The DepEd secretary, meanwhile, said that the department is “seriously considering” coming up with a training program for parents to help them go about the shift to digital learning.
This, after Senator Nancy Binas proposed that DepEd also conduct training for parents who will be tasked to monitor their children’s learning progress.
“Not all parents…are also prepared to monitor and many of us have gone through the experience of not being able to tutor our children because the concepts that they are learning, the way they do Math is different from the way we did Math before,” Briones said.
“We are seriously considering that…I think that is sound advice which we will consider very seriously. Pero siguro we will not say training because some are insulted by the word ‘training.’ Maybe we can think of a nicer more elegant way of…the word now is upskilling yung para mabi-brief natin, mabigyan ng overview ang parents,” she added.
In a later message to reporters, Gatchalian said he was “satisfied” with the initial scheme under DepEd’s learning continuity plan.
“The Learning Continuity Plan (LCP) laid out what individual schools can use as a modality depending on the situation.
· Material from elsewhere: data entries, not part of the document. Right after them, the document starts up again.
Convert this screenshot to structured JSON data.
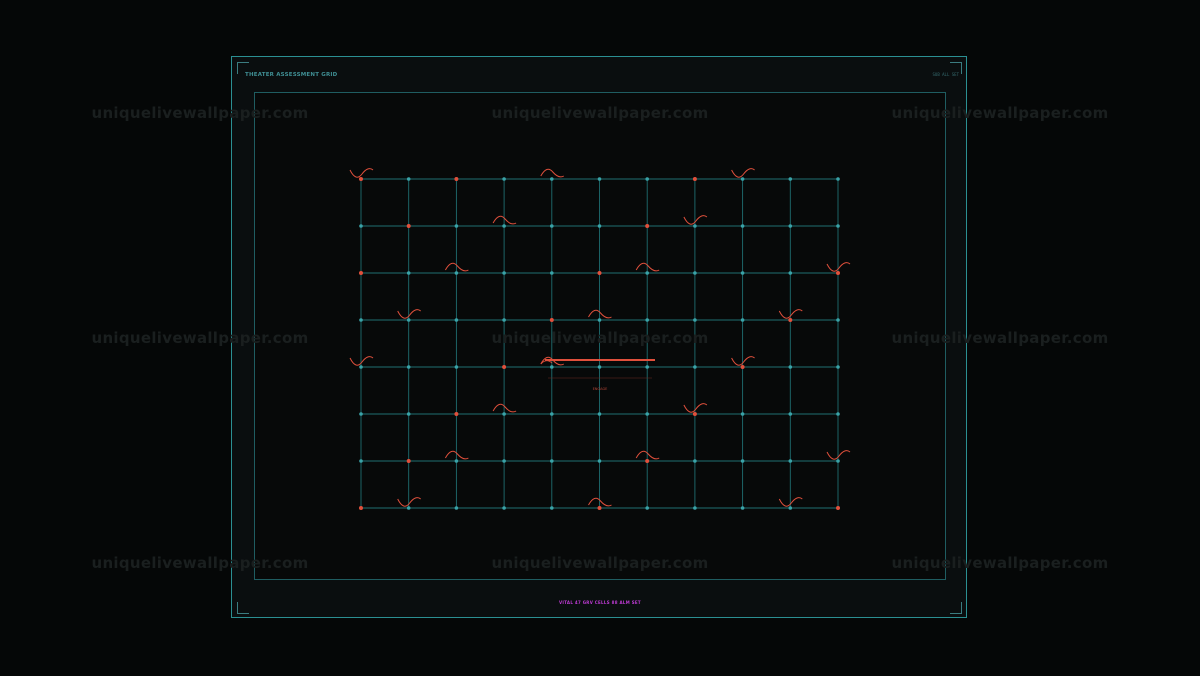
{
  "header": {
    "title": "THEATER ASSESSMENT GRID",
    "meta": "SUB ALL SET"
  },
  "grid": {
    "center_label": "ENGAGE",
    "rows": 8,
    "cols": 11,
    "node_states": [
      [
        "alert",
        "normal",
        "alert",
        "normal",
        "normal",
        "normal",
        "normal",
        "alert",
        "normal",
        "normal",
        "normal"
      ],
      [
        "normal",
        "alert",
        "normal",
        "normal",
        "normal",
        "normal",
        "alert",
        "normal",
        "normal",
        "normal",
        "normal"
      ],
      [
        "alert",
        "normal",
        "normal",
        "normal",
        "normal",
        "alert",
        "normal",
        "normal",
        "normal",
        "normal",
        "alert"
      ],
      [
        "normal",
        "normal",
        "normal",
        "normal",
        "alert",
        "normal",
        "normal",
        "normal",
        "normal",
        "alert",
        "normal"
      ],
      [
        "normal",
        "normal",
        "normal",
        "alert",
        "normal",
        "normal",
        "normal",
        "normal",
        "alert",
        "normal",
        "normal"
      ],
      [
        "normal",
        "normal",
        "alert",
        "normal",
        "normal",
        "normal",
        "normal",
        "alert",
        "normal",
        "normal",
        "normal"
      ],
      [
        "normal",
        "alert",
        "normal",
        "normal",
        "normal",
        "normal",
        "alert",
        "normal",
        "normal",
        "normal",
        "normal"
      ],
      [
        "alert",
        "normal",
        "normal",
        "normal",
        "normal",
        "alert",
        "normal",
        "normal",
        "normal",
        "normal",
        "alert"
      ]
    ]
  },
  "footer": {
    "status": "VITAL 47 GRV CELLS 88 ALM SET"
  },
  "watermarks": [
    "uniquelivewallpaper.com",
    "uniquelivewallpaper.com",
    "uniquelivewallpaper.com",
    "uniquelivewallpaper.com",
    "uniquelivewallpaper.com",
    "uniquelivewallpaper.com",
    "uniquelivewallpaper.com",
    "uniquelivewallpaper.com",
    "uniquelivewallpaper.com"
  ],
  "colors": {
    "frame": "#2b8f92",
    "grid_line": "#1f6e71",
    "node": "#3aa3a8",
    "alert": "#e0503c",
    "status": "#c03bd6"
  }
}
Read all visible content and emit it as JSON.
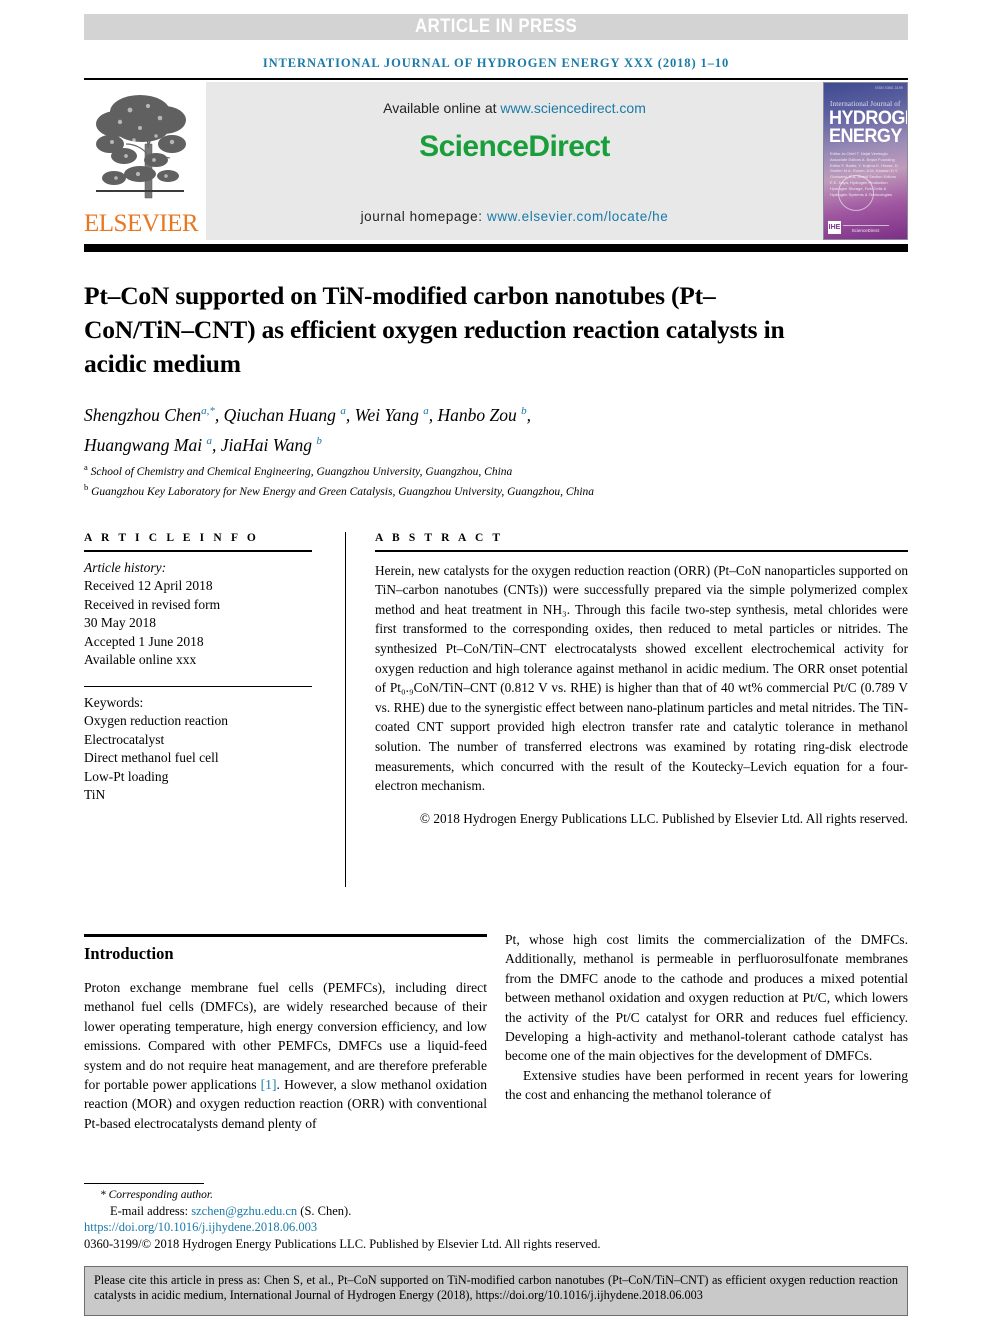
{
  "banner": {
    "text": "ARTICLE IN PRESS",
    "bg_color": "#d3d3d3",
    "text_color": "#ffffff"
  },
  "running_head": "INTERNATIONAL JOURNAL OF HYDROGEN ENERGY XXX (2018) 1–10",
  "masthead": {
    "publisher": "ELSEVIER",
    "publisher_color": "#e87722",
    "available_label": "Available online at",
    "available_url": "www.sciencedirect.com",
    "brand": "ScienceDirect",
    "brand_color": "#1a9e3b",
    "homepage_label": "journal homepage:",
    "homepage_url": "www.elsevier.com/locate/he",
    "link_color": "#1a7aa8",
    "cover": {
      "top_code": "ISSN 0360-3199",
      "kicker": "International Journal of",
      "line1": "HYDROGEN",
      "line2": "ENERGY",
      "editor_names": "Editor-in-Chief   T. Nejat Veziroglu\nAssociate Editors   A. Bejan\nFounding Editor   F. Barbir, Y. Kojima\n                  K. Hirose, D. Stolten\n                  M.A. Rosen, A.M. Kannan\n                  D.Y. Goswami, S.A. Sherif\nSection Editors   E.E. Kaya, Hydrogen Production\n                  Hydrogen Storage, Fuel Cells &\n                  Hydrogen Systems & Technologies",
      "footer": "ScienceDirect",
      "badge": "IHE"
    }
  },
  "article": {
    "title": "Pt–CoN supported on TiN-modified carbon nanotubes (Pt–CoN/TiN–CNT) as efficient oxygen reduction reaction catalysts in acidic medium",
    "authors_line1": "Shengzhou Chen",
    "authors": [
      {
        "name": "Shengzhou Chen",
        "sup": "a,*"
      },
      {
        "name": "Qiuchan Huang",
        "sup": "a"
      },
      {
        "name": "Wei Yang",
        "sup": "a"
      },
      {
        "name": "Hanbo Zou",
        "sup": "b"
      },
      {
        "name": "Huangwang Mai",
        "sup": "a"
      },
      {
        "name": "JiaHai Wang",
        "sup": "b"
      }
    ],
    "affiliations": [
      {
        "marker": "a",
        "text": "School of Chemistry and Chemical Engineering, Guangzhou University, Guangzhou, China"
      },
      {
        "marker": "b",
        "text": "Guangzhou Key Laboratory for New Energy and Green Catalysis, Guangzhou University, Guangzhou, China"
      }
    ]
  },
  "article_info": {
    "label": "A R T I C L E   I N F O",
    "history_label": "Article history:",
    "history": [
      "Received 12 April 2018",
      "Received in revised form",
      "30 May 2018",
      "Accepted 1 June 2018",
      "Available online xxx"
    ],
    "keywords_label": "Keywords:",
    "keywords": [
      "Oxygen reduction reaction",
      "Electrocatalyst",
      "Direct methanol fuel cell",
      "Low-Pt loading",
      "TiN"
    ]
  },
  "abstract": {
    "label": "A B S T R A C T",
    "body": "Herein, new catalysts for the oxygen reduction reaction (ORR) (Pt–CoN nanoparticles supported on TiN–carbon nanotubes (CNTs)) were successfully prepared via the simple polymerized complex method and heat treatment in NH₃. Through this facile two-step synthesis, metal chlorides were first transformed to the corresponding oxides, then reduced to metal particles or nitrides. The synthesized Pt–CoN/TiN–CNT electrocatalysts showed excellent electrochemical activity for oxygen reduction and high tolerance against methanol in acidic medium. The ORR onset potential of Pt₀.₉CoN/TiN–CNT (0.812 V vs. RHE) is higher than that of 40 wt% commercial Pt/C (0.789 V vs. RHE) due to the synergistic effect between nano-platinum particles and metal nitrides. The TiN-coated CNT support provided high electron transfer rate and catalytic tolerance in methanol solution. The number of transferred electrons was examined by rotating ring-disk electrode measurements, which concurred with the result of the Koutecky–Levich equation for a four-electron mechanism.",
    "copyright": "© 2018 Hydrogen Energy Publications LLC. Published by Elsevier Ltd. All rights reserved."
  },
  "introduction": {
    "heading": "Introduction",
    "left_paragraph": "Proton exchange membrane fuel cells (PEMFCs), including direct methanol fuel cells (DMFCs), are widely researched because of their lower operating temperature, high energy conversion efficiency, and low emissions. Compared with other PEMFCs, DMFCs use a liquid-feed system and do not require heat management, and are therefore preferable for portable power applications",
    "reference_marker": "[1]",
    "left_paragraph_cont": ". However, a slow methanol oxidation reaction (MOR) and oxygen reduction reaction (ORR) with conventional Pt-based electrocatalysts demand plenty of",
    "right_paragraph_1": "Pt, whose high cost limits the commercialization of the DMFCs. Additionally, methanol is permeable in perfluorosulfonate membranes from the DMFC anode to the cathode and produces a mixed potential between methanol oxidation and oxygen reduction at Pt/C, which lowers the activity of the Pt/C catalyst for ORR and reduces fuel efficiency. Developing a high-activity and methanol-tolerant cathode catalyst has become one of the main objectives for the development of DMFCs.",
    "right_paragraph_2": "Extensive studies have been performed in recent years for lowering the cost and enhancing the methanol tolerance of"
  },
  "footer": {
    "corresponding": "* Corresponding author.",
    "email_label": "E-mail address:",
    "email": "szchen@gzhu.edu.cn",
    "email_owner": "(S. Chen).",
    "doi": "https://doi.org/10.1016/j.ijhydene.2018.06.003",
    "issn_line": "0360-3199/© 2018 Hydrogen Energy Publications LLC. Published by Elsevier Ltd. All rights reserved."
  },
  "cite_box": {
    "text": "Please cite this article in press as: Chen S, et al., Pt–CoN supported on TiN-modified carbon nanotubes (Pt–CoN/TiN–CNT) as efficient oxygen reduction reaction catalysts in acidic medium, International Journal of Hydrogen Energy (2018), https://doi.org/10.1016/j.ijhydene.2018.06.003",
    "bg_color": "#c9c9c9"
  }
}
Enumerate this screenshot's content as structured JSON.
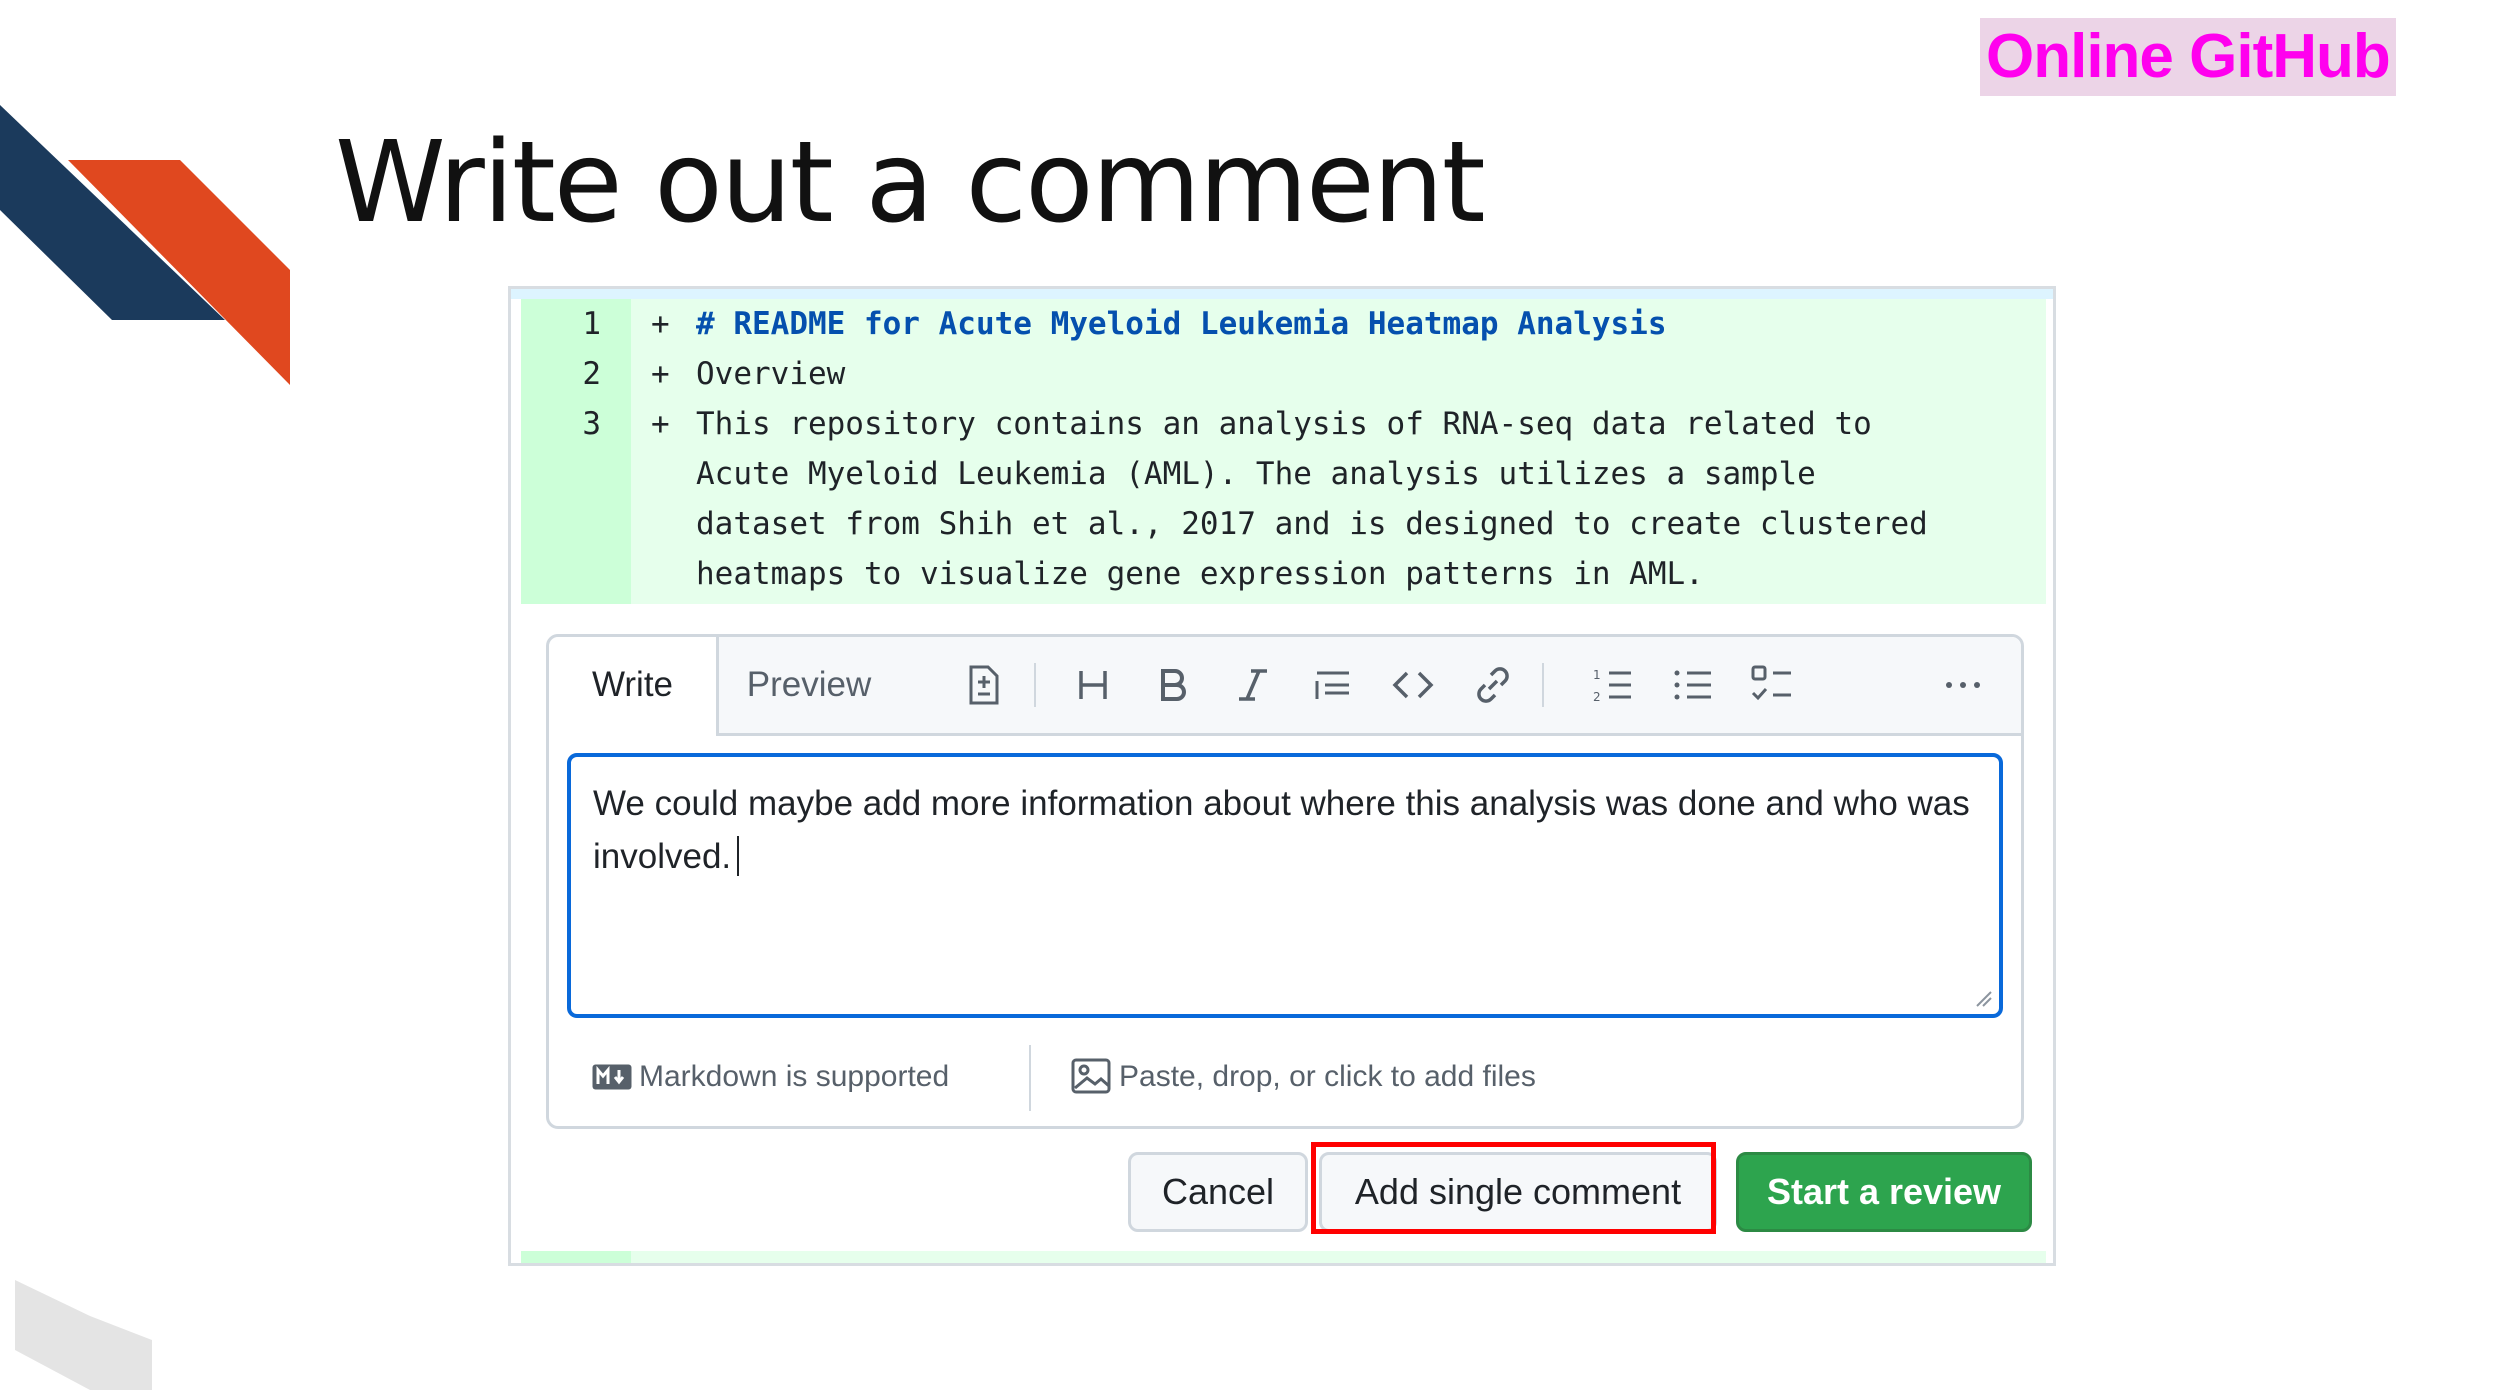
{
  "badge": "Online GitHub",
  "slide_title": "Write out a comment",
  "diff": {
    "lines": [
      {
        "num": "1",
        "sign": "+",
        "text": "# README for Acute Myeloid Leukemia Heatmap Analysis"
      },
      {
        "num": "2",
        "sign": "+",
        "text": "Overview"
      },
      {
        "num": "3",
        "sign": "+",
        "text": "This repository contains an analysis of RNA-seq data related to"
      }
    ],
    "continuation": [
      "Acute Myeloid Leukemia (AML). The analysis utilizes a sample",
      "dataset from Shih et al., 2017 and is designed to create clustered",
      "heatmaps to visualize gene expression patterns in AML."
    ]
  },
  "editor": {
    "tab_write": "Write",
    "tab_preview": "Preview",
    "toolbar_icons": [
      "diff-icon",
      "heading-icon",
      "bold-icon",
      "italic-icon",
      "quote-icon",
      "code-icon",
      "link-icon",
      "ordered-list-icon",
      "unordered-list-icon",
      "task-list-icon",
      "more-icon"
    ],
    "comment_text": "We could maybe add more information about where this analysis was done and who was involved.",
    "markdown_note": "Markdown is supported",
    "attach_note": "Paste, drop, or click to add files"
  },
  "buttons": {
    "cancel": "Cancel",
    "add_single": "Add single comment",
    "start_review": "Start a review"
  },
  "colors": {
    "accent_orange": "#e0481f",
    "accent_navy": "#1b3a5c",
    "badge_text": "#ff00ee",
    "diff_add_bg": "#e6ffec",
    "review_green": "#2da44e",
    "focus_blue": "#0969da",
    "highlight_red": "#ff0000"
  }
}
The schools are very supportive of the LCP. But there are real problems: budget, assessment of the students and execution among others. That’s why school officials are strongly encouraged to work with their [local government units] to address specific problems,” he said.
“I’m satisfied with the initial plan under the LCP. But we will monitor the execution of the plan as it is being implemented,” he added.
As of Thursday morning, DepEd has recorded nearly 10 million enrollees nationwide, only eight days after enrollment for the upcoming school year started.
The enrollment period began on June 1 and will run until June 30.
DepEd has been preparing for blended learning, which is a combination of online distance learning and in-person delivery of learning materials to the homes of the learners, for the reopening of classes on August 24. Teaching with the use of radio and television will also be done for students who do not have access to a computer or the internet.